George Walford: First, Second, Third…

In a piece entitled Canon to the Left of Them, IC 32 spoke of:

… the enduring absorptive power of the ediostatic ideologies, of the Establishment… the process that turned Darwin, Newton, Galileo and Copernicus, each of them a revolutionary in his time, into heroes of orthodoxy, the process that is not far from having done the same with Freud and is starting to operate even on Marx as he gains academic respectability. Whatever ground the revolutionaries think they have won gets taken over by their opponents, their achievements built into the established structure and their leaders captured.

A correspondent has drawn our attention to the Preface to Nigel Harris’ The End of the Third World; Newly Industrializing Countries and the Decline of Ideology (Harmondsworth: Penguin Books 1987). This recalls that the idea of a Third World, emerging through the later 40s and early 50s, did not originally concern a group of countries, mostly former colonies, but a political vision. To a world becoming helplessly divided between New York and Moscow this idea brought the prospect of an escape route, but it turned out to only be an addition to the string of ideas that “begin life as a radical indictment of the existing social order but over the years pass neutered into the everyday social lexicon.”

“Democracy,” “liberalism” and “socialism” have all followed this course; each of them in its time made the bourgeoisie (of all classes) tremble in their beds, and each of these tigers has been boiled down to an inoffensive kitten. “Communism” and “women’s liberation” are well on the way, and “Third World” has gone even further, quite losing its original meaning.
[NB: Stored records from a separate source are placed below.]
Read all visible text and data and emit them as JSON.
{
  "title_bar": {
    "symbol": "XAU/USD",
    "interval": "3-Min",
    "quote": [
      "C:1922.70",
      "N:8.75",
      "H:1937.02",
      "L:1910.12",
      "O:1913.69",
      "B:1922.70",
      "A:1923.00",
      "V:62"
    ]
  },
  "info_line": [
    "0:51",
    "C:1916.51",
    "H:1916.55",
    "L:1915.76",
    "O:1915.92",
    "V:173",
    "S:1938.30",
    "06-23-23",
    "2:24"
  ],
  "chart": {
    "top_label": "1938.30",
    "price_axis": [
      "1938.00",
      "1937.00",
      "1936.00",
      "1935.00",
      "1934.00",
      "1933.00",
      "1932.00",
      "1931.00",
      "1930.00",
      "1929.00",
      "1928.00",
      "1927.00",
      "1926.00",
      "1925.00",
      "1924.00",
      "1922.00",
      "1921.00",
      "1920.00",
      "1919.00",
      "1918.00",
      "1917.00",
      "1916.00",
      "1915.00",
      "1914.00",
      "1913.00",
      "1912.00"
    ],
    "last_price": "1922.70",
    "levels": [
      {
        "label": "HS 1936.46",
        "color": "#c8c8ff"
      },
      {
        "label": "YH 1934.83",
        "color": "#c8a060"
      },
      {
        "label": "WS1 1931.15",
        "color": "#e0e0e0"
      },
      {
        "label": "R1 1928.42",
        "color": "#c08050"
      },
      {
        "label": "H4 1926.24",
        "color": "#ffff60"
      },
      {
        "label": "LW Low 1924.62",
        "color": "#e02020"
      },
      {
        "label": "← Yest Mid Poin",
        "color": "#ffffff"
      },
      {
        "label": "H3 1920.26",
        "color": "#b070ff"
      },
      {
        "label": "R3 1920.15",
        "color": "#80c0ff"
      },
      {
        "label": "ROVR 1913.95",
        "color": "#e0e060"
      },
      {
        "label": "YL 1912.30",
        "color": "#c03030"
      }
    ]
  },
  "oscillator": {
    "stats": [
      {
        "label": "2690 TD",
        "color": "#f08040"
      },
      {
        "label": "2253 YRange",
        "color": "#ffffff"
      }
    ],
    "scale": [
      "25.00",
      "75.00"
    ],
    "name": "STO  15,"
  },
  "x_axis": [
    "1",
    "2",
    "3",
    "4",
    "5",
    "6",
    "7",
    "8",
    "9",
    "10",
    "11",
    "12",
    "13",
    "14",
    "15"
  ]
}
To regard these as nothing more than semantic changes would be to miss the point; it is, in each case, not only the word but the movement denoted by the word that has been shown to lack the destructive power it was once feared to possess. Democracy, socialism, communism, anarchism, women’s liberation and the movement to bring the fresh ideas of newly liberated colonies to the rescue of the Old and New Worlds, have all been revealed as functional parts of existing society. Only the (A-)SPGB and other purist anarchists attempt to reject this role.

from Ideological Commentary 37, September 1989.